David D’Alessio, PhD, director of UC’s endocrinology, diabetes and metabolism division and UC Health endocrinologist, and Darleen Sandoval, PhD, UC assistant professor, are studying how the gut hormone glucagon-like peptide 1 (GLP-1) helps reduce blood glucose levels.  In the presence of glucose, GLP-1 is known to increase insulin secretion from the pancreas.

"There are a handful of diabetes drugs based on GLP-1’s action as a hormone,” says D’Alessio. "We hypothesize that GLP-1 works not just as a hormone to stimulate insulin secretion, but as a neurotransmitter—in communication with systems in the brain.” The two have received grants to test this hypothesis in both mice and humans.

"University-based health centers are constantly chipping away at the unknown,” says D’Alessio. "Ultimately, we want to figure out how to improve care in our region and we must ask ourselves how we can shift our research to address the most pressing needs. Everything we do plays some role in advancing the quality of diabetes care.”

Education and Outreach
Both Canos and Falciglia were trained at the UC College of Medicine and University Hospital (Falciglia from medical school through fellowship training and Canos from residency through fellowship). They aren’t unlike many other caregivers throughout Cincinnati—many of whom are still interested in having a connection to the university and UC Health.

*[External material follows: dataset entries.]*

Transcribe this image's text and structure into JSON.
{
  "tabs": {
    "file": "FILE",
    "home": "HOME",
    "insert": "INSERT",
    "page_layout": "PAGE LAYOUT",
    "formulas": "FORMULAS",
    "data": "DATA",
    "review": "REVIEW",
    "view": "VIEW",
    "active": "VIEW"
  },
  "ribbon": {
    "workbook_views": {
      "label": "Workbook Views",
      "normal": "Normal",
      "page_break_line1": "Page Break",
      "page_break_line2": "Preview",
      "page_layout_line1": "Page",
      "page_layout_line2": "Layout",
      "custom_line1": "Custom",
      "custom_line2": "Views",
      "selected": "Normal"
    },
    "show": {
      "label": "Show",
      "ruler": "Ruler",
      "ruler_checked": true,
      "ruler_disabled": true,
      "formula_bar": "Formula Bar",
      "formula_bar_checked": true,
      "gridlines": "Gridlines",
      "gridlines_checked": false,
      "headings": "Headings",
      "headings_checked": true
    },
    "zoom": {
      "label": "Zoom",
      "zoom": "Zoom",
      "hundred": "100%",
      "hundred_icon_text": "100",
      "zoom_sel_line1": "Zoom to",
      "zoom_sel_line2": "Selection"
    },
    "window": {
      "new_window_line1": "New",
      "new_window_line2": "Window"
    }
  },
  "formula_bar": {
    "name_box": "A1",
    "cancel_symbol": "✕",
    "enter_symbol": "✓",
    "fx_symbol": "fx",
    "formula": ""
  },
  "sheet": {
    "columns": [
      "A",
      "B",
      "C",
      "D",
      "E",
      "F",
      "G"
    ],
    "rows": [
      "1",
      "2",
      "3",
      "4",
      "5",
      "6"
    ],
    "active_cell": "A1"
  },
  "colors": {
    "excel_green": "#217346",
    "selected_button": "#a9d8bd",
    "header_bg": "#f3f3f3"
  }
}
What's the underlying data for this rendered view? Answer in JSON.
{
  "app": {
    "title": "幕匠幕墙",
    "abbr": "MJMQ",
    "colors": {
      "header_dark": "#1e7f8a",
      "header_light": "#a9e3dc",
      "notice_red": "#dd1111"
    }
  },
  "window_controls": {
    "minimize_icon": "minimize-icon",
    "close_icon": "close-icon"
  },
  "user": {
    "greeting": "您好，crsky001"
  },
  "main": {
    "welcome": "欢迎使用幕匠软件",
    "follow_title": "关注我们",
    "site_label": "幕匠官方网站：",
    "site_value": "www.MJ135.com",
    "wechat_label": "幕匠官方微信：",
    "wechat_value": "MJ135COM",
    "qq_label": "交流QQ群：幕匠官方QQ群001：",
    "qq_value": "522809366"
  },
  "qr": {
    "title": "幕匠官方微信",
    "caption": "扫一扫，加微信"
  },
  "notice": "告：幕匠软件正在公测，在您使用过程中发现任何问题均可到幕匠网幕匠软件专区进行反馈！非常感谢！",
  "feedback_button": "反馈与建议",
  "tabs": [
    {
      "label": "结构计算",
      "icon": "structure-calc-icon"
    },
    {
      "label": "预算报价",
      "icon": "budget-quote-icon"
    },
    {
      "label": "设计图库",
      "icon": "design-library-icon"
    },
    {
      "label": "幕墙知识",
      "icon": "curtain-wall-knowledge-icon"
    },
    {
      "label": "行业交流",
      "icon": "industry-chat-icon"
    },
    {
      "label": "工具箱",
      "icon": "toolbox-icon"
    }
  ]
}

For that reason, diabetes specialists are working to make sure they are in regular contact with primary care providers who refer patients into the practice.

More specialized training in nutrition is now being offered through a new MD/MS dual degree program made possible through a partnership between UC’s College of Medicine and College of Allied Health Sciences.

Future plans for education and outreach include:
• weekly telemedicine sessions with UC and community physicians to discuss case presentations, and
• the formation of a certified diabetes educator program with easier access to CDE training requirements in order to increase the number of these providers in our community.